Skip to content

ADR 0014: Parent deny rules are immutable in policy merge

  • Status: accepted
  • Date: 2026-04-10

Context

AGT supports folder-level governance policies where child directories can refine or specialize parent policies. During merge, a child rule with override: true and the same name as a parent rule replaces the parent. This raises a security question: should a child policy be able to override a parent deny rule with an allow?

In Azure Policy, deny assignments are immutable at a given scope. XACML deny-overrides is a standard combining algorithm that prevents lower-priority allow rules from defeating higher-scoped denies. The principle is the same: security-critical restrictions set at a higher organizational level should not be circumventable by more specific policies.

Without this invariant, a team-level governance.yaml could neutralize an org-level deny by declaring override: true with a higher priority, defeating the purpose of centralized security governance.

Decision

Parent deny rules cannot be overridden by child rules during folder-level policy merge.
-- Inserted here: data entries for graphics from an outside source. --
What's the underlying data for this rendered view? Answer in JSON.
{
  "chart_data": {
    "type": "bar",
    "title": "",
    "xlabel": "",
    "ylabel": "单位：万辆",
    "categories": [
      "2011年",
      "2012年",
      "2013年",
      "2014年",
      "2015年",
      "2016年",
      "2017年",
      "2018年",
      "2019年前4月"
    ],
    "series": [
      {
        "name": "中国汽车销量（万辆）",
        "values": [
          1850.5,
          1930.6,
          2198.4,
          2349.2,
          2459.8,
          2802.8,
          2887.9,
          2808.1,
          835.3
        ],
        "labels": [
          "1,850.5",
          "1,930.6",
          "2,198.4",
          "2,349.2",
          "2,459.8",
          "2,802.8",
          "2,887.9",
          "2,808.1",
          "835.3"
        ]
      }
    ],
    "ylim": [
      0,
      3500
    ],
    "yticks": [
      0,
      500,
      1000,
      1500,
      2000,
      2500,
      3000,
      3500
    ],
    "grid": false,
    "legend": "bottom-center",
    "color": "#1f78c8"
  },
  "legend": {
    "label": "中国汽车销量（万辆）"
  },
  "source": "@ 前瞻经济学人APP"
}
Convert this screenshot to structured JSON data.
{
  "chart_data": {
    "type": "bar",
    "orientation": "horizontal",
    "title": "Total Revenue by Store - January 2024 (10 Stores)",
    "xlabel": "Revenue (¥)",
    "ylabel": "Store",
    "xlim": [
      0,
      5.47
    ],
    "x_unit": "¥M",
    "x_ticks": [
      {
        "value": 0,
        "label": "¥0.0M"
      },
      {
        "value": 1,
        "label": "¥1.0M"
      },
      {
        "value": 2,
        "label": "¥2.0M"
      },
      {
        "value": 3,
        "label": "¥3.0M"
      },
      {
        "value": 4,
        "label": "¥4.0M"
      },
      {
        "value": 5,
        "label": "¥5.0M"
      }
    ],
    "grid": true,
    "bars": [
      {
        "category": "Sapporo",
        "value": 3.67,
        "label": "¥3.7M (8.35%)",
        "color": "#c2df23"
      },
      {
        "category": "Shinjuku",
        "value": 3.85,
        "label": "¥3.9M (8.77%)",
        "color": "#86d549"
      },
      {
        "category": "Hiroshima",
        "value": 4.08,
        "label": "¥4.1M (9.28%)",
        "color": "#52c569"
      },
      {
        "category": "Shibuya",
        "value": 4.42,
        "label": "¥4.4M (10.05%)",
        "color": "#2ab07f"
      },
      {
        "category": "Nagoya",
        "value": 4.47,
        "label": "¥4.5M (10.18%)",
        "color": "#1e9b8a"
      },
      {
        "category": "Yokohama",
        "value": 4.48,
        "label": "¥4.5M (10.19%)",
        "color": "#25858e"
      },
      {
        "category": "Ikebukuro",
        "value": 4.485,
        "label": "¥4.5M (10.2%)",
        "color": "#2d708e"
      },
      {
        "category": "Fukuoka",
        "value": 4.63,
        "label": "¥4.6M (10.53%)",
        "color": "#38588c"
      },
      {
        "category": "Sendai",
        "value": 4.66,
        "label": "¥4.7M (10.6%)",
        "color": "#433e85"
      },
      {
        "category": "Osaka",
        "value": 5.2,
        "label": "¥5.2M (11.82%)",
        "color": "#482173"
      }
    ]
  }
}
When a child rule declares override: true with the same name as a parent deny rule, the child rule is silently dropped and a warning is logged. The parent deny remains in effect regardless of the child's priority value.

This invariant is enforced in the merge_policies() function and is tested by the spec conformance suite.

Consequences

Organizations can set security boundaries at the root level with confidence that no subdirectory policy can weaken them. The tradeoff is reduced flexibility: if a team legitimately needs an exception to an org-level deny, the exception must be granted at the org level itself (by modifying the parent policy), not worked around at the team level. This is intentional and follows the principle of least surprise for security-critical governance.